【ワールドカップ】サッカー日本代表が進むべき道 スペインの「構造」に選手を当てはめると? (3ページ目)
【サイドバックの登用は急務】
日本人選手は機動力に優れ、日本もスペインに負けず劣らず、サイドアタッカーに好人材を輩出している。久保建英はカットイン、縦への突破と縦横無尽だが、まさにバルサの系譜で同じ左利きでヤマルのキャラと通じる。三笘薫はニコ・ウィリアムスと同じく単騎でも切り込める。中村はアレックス・バエナ同様、キックに優れ、一発で仕留められるし、堂安もゴールに向かうパワフルさがある。
彼らを「守備も頑張れる」という平凡な評価でくくるのは的外れだった。攻撃の選手としてプレスバックを頑張らせるならまだしも、ウイングバックはその名のとおり半分はディフェンダーなのだ。

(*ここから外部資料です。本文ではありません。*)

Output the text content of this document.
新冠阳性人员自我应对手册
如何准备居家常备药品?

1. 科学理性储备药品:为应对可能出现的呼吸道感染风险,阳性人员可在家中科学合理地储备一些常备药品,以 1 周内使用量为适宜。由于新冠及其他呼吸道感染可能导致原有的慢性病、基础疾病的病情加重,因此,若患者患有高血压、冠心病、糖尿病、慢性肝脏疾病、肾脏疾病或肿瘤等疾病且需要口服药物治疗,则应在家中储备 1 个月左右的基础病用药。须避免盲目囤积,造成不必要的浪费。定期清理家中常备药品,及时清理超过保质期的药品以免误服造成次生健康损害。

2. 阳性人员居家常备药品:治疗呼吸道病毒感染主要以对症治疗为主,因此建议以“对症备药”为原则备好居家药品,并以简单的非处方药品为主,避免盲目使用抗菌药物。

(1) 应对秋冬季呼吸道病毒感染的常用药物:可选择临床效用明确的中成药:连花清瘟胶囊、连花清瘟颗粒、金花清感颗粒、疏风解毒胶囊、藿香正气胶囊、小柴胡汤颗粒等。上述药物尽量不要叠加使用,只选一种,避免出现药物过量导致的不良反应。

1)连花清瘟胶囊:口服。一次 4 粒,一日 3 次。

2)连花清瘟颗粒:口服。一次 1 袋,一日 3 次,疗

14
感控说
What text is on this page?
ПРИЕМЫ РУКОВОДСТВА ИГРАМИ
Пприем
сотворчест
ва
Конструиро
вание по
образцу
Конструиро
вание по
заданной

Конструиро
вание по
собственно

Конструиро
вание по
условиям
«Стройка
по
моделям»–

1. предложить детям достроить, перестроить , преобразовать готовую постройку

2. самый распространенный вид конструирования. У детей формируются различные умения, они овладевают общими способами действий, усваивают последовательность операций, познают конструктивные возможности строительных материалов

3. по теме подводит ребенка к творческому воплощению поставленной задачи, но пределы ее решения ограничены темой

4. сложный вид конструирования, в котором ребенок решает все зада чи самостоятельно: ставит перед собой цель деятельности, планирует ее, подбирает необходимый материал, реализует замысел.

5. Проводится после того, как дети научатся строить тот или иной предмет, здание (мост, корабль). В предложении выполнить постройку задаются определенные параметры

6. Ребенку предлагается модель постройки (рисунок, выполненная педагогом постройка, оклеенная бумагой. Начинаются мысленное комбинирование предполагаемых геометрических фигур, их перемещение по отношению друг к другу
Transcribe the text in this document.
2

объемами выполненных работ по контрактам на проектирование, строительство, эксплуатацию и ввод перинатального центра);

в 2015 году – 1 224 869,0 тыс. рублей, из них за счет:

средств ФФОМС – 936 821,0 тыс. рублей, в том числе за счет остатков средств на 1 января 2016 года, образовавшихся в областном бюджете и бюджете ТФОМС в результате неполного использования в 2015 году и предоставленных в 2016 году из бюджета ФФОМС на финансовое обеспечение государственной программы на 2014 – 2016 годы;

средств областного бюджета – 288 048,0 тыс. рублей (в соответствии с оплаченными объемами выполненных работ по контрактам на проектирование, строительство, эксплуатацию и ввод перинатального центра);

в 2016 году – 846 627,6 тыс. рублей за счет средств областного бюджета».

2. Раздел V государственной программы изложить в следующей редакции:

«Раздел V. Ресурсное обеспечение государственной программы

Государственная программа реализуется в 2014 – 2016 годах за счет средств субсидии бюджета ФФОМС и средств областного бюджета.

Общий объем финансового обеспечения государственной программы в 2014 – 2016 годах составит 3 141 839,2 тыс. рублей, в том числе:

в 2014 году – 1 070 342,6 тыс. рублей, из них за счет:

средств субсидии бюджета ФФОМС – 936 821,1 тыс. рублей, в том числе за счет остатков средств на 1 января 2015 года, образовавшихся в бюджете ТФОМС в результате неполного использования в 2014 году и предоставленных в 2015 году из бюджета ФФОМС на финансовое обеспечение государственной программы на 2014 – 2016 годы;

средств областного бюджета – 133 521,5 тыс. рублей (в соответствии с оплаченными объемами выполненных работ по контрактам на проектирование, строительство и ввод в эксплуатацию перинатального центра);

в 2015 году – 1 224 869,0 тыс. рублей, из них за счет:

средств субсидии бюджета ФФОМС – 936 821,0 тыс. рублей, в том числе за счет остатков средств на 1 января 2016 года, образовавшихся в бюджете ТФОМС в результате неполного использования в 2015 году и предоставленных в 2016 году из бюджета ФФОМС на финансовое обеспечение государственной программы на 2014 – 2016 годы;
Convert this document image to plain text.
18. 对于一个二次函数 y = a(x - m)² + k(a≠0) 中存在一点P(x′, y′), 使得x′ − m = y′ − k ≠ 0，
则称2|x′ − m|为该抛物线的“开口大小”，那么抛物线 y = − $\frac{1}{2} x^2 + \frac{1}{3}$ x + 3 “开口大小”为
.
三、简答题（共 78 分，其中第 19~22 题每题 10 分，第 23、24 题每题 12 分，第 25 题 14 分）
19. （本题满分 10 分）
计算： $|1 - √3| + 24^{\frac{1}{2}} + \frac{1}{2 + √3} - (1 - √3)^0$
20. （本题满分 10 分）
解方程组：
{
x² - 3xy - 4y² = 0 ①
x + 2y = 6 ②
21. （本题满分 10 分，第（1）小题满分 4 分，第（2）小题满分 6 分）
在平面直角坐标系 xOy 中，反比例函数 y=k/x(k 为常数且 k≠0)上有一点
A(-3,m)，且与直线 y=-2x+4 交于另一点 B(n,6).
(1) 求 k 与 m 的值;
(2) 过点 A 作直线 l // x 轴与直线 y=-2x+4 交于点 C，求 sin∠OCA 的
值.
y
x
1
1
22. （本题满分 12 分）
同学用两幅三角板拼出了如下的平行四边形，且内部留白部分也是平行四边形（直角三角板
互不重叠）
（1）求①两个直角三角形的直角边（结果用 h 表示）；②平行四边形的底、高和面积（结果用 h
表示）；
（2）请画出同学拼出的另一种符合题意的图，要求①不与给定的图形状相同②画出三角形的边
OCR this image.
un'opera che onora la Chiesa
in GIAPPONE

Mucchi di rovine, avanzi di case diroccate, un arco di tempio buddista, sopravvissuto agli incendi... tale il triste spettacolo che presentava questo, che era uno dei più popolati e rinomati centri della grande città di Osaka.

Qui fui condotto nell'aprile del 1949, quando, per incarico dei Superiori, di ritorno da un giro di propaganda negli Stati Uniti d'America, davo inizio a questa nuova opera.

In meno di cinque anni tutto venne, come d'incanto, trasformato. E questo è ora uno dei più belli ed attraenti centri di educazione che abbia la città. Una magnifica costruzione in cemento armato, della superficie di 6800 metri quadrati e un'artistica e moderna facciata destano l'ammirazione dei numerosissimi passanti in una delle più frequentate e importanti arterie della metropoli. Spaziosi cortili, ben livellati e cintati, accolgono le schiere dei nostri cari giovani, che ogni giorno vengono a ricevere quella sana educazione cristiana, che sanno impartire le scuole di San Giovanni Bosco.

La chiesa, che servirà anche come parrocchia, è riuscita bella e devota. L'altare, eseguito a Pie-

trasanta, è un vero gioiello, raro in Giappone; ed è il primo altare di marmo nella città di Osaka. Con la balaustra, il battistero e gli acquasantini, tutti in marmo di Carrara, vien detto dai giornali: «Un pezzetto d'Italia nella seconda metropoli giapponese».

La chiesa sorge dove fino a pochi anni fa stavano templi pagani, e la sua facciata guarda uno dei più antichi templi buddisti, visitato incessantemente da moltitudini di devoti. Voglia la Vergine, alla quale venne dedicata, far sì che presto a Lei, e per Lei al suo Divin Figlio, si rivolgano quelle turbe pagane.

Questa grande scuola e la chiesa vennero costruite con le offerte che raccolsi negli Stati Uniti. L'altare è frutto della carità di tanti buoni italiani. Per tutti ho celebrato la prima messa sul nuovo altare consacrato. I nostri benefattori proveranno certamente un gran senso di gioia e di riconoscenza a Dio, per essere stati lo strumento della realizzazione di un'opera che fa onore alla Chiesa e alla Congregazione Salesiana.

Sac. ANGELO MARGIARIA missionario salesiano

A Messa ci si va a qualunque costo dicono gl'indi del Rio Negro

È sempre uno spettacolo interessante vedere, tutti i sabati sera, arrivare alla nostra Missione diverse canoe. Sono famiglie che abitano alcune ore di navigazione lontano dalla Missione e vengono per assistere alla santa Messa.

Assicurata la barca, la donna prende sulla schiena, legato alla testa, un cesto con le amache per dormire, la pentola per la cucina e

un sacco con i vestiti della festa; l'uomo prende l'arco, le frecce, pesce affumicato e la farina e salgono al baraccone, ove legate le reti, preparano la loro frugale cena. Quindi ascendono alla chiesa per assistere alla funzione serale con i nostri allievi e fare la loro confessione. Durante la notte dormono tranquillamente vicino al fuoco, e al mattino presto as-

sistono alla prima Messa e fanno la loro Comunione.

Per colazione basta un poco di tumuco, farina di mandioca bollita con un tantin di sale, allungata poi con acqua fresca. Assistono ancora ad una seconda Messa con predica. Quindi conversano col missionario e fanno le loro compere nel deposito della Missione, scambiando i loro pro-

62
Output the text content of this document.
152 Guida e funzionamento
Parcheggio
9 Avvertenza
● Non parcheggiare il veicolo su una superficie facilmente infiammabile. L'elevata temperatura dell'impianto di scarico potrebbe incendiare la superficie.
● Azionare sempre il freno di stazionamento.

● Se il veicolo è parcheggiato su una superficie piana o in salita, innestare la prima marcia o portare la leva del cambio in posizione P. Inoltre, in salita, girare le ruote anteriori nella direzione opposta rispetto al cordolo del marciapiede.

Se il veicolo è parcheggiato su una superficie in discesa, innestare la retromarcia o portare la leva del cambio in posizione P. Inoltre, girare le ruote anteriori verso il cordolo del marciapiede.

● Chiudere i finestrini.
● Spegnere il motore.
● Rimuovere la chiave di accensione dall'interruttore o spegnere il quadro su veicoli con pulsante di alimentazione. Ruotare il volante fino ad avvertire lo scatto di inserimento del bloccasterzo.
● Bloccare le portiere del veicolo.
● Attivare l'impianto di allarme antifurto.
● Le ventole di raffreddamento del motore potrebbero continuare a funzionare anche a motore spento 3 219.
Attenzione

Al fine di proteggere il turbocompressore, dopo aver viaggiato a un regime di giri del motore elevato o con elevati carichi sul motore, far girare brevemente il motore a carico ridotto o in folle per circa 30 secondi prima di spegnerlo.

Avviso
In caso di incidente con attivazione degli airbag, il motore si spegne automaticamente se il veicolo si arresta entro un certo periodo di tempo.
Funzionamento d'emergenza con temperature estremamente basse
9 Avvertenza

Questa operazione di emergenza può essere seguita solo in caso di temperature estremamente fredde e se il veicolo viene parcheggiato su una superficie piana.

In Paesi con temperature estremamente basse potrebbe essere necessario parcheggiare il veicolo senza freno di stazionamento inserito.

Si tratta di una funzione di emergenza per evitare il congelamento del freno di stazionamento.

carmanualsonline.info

「ウイングバックが守備的だとしても、シャドー(トップ下)の枚数は増えて攻撃的だったのでは?」
そんな意見もあるだろうが、システム上の不具合は解決されない。なぜなら本職のウイングバックがいない以上、サイドで優位性は保てず、互角以上の相手には結局、ベタ引きの守備に回るしかないからだ。これでは攻撃に手数をかけられない。偶発的なカウンターにかけるのが精一杯で、三笘が親善試合のイングランド戦で得点したようなことも起こるが、ボールを持てないチームは本大会のベスト16以降を勝ち上がれないのだ。
その意味で日本サッカーはサイドバックの登用も急務だろう。日本人の俊敏さ、連係力、粘り強さ、敢闘精神を考えれば、本来は強みのあるポジションで、内田篤人、酒井宏樹、駒野友一、長友佑都などの人材を輩出してきた。残念ながら、その系譜をアップデートできなかったのが森保ジャパンだったとも言える。
菅原由勢、伊藤洋輝のようにサイドバックの人材がいないわけではない。右の菅原は久保との関係性がよく、高い位置でボールに絡めるはずだし、左の伊藤はサイドに蓋をしながら、左足でアーリークロスを送る。また、アーセナル時代の冨安健洋は両サイドバックを務めており、左右どちらでも完璧にフィットするはずだ。